How and where Skofronick-Jackson’s died (drowning-St. Croix) has not yet been officially acknowledged by NASA. The news of her death was first leaked to the public in a Facebook post, which said “she died doing what she loved.”
It is not known if there was a scientific purpose to Skofronick-Jackson’s visit to the Annaly tide pools on September 7, or whether she was merely sightseeing as a private citizen in a potentially-dangerous, jagged-edge rock tourist trap.
Virgin Islands Police Department spokesman Toby Derima officially said falsely twice that Skofronick-Jackson was a “tourist,” but she had actually been on island as part of a team of NASA scientists studying Caribbean weather patterns since mid-August.
Gail worked on the TRMM & GPM satellite precipitation missions at NASA. Her research highlighted the importance of high-frequency passive microwave measurements that helped form the foundation of products generated by NASA today.
Before she joined NASA, Gail had worked in various capacities at NASA Goddard Space Flight Center in Greenbelt, Maryland beginning in 1997, including as a Post-Doc Research Associate, the Chief of the NASA Goddard Mesoscale Atmospheric Processes Laboratory, and as a Project Scientist for the NASA Global Precipitation Measurement (GPM) mission.
She bagged her B.S degree in electrical from Florida State University and thereafter in a bid to upgrade her knowledge also received her M.S. and PhD degrees in EE from Georgia Institute of Technology.

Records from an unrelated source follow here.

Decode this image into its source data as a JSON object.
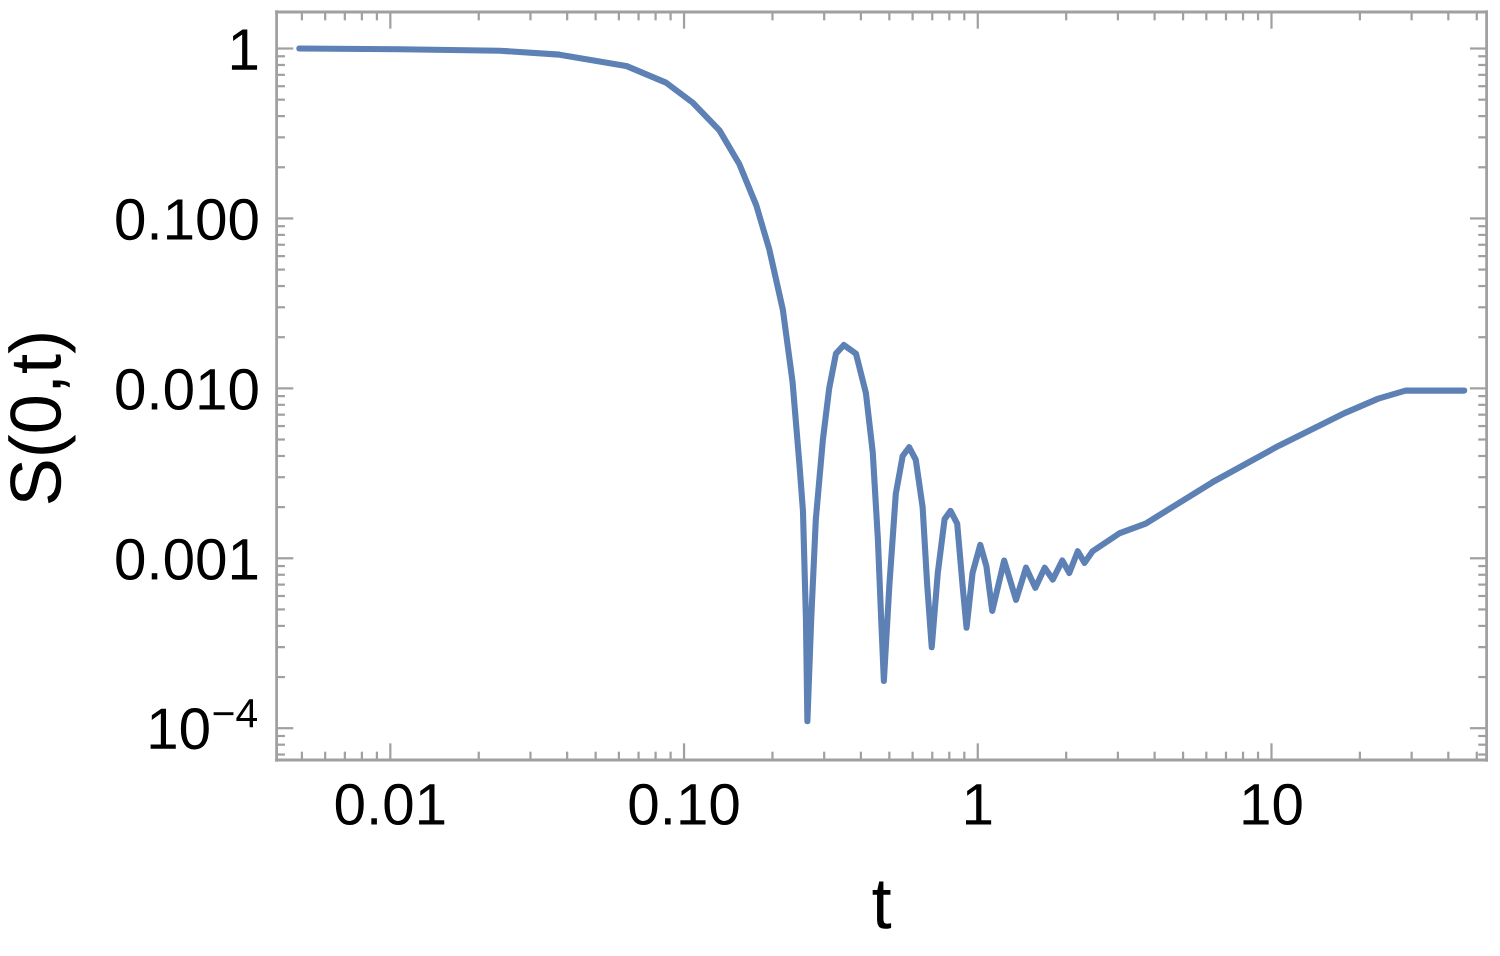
{
  "chart_data": {
    "type": "line",
    "xlabel": "t",
    "ylabel": "S(0,t)",
    "log": "xy",
    "xlim": [
      0.0041,
      54
    ],
    "ylim": [
      6.5e-05,
      1.64
    ],
    "xticks": [
      0.01,
      {
        "value": 0.1,
        "label": "0.10"
      },
      1,
      10
    ],
    "yticks": [
      {
        "value": 0.0001,
        "label": "10$^{−4}$"
      },
      0.001,
      {
        "value": 0.01,
        "label": "0.010"
      },
      {
        "value": 0.1,
        "label": "0.100"
      },
      1
    ],
    "series": [
      {
        "color": "#5e81b5",
        "x": [
          0.0049,
          0.0108,
          0.0236,
          0.0377,
          0.0635,
          0.0868,
          0.107,
          0.132,
          0.154,
          0.176,
          0.195,
          0.217,
          0.234,
          0.247,
          0.254,
          0.26,
          0.263,
          0.271,
          0.281,
          0.297,
          0.312,
          0.329,
          0.35,
          0.385,
          0.416,
          0.439,
          0.457,
          0.469,
          0.479,
          0.5,
          0.526,
          0.555,
          0.584,
          0.615,
          0.649,
          0.673,
          0.697,
          0.731,
          0.771,
          0.808,
          0.851,
          0.888,
          0.916,
          0.96,
          1.02,
          1.07,
          1.12,
          1.23,
          1.35,
          1.46,
          1.57,
          1.69,
          1.8,
          1.94,
          2.05,
          2.19,
          2.31,
          2.46,
          3.03,
          3.73,
          6.29,
          10.6,
          17.9,
          23.1,
          28.6,
          45.3
        ],
        "values": [
          1.0,
          0.99,
          0.97,
          0.92,
          0.79,
          0.63,
          0.48,
          0.33,
          0.21,
          0.12,
          0.066,
          0.029,
          0.011,
          0.0036,
          0.0019,
          0.00044,
          0.00011,
          0.00044,
          0.0017,
          0.005,
          0.01,
          0.016,
          0.018,
          0.016,
          0.0094,
          0.0042,
          0.0013,
          0.00044,
          0.00019,
          0.00069,
          0.0024,
          0.004,
          0.0045,
          0.0038,
          0.002,
          0.00069,
          0.0003,
          0.00082,
          0.0017,
          0.0019,
          0.0016,
          0.00069,
          0.00039,
          0.00082,
          0.0012,
          0.0009,
          0.00049,
          0.00097,
          0.00057,
          0.00088,
          0.00067,
          0.00088,
          0.00075,
          0.00097,
          0.00082,
          0.0011,
          0.00094,
          0.0011,
          0.0014,
          0.0016,
          0.0028,
          0.0046,
          0.0072,
          0.0087,
          0.0097,
          0.0097
        ]
      }
    ]
  }
}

Gail is also a Program Scientist for the Global Precipitation Measurement (GPM) mission, the Cyclone Global Navigation Satellite System (CYGNSS), the Lightning Imager System (LIS) on the International Space Station, and Aqua satellite/AIRS instrument. She is involved in NASA’s Earth Science Decadal Survey Aerosols, Clouds, Convection, and Precipitation (ACCP), Atmospheric Winds, & Planetary Boundary Layer targeted observables.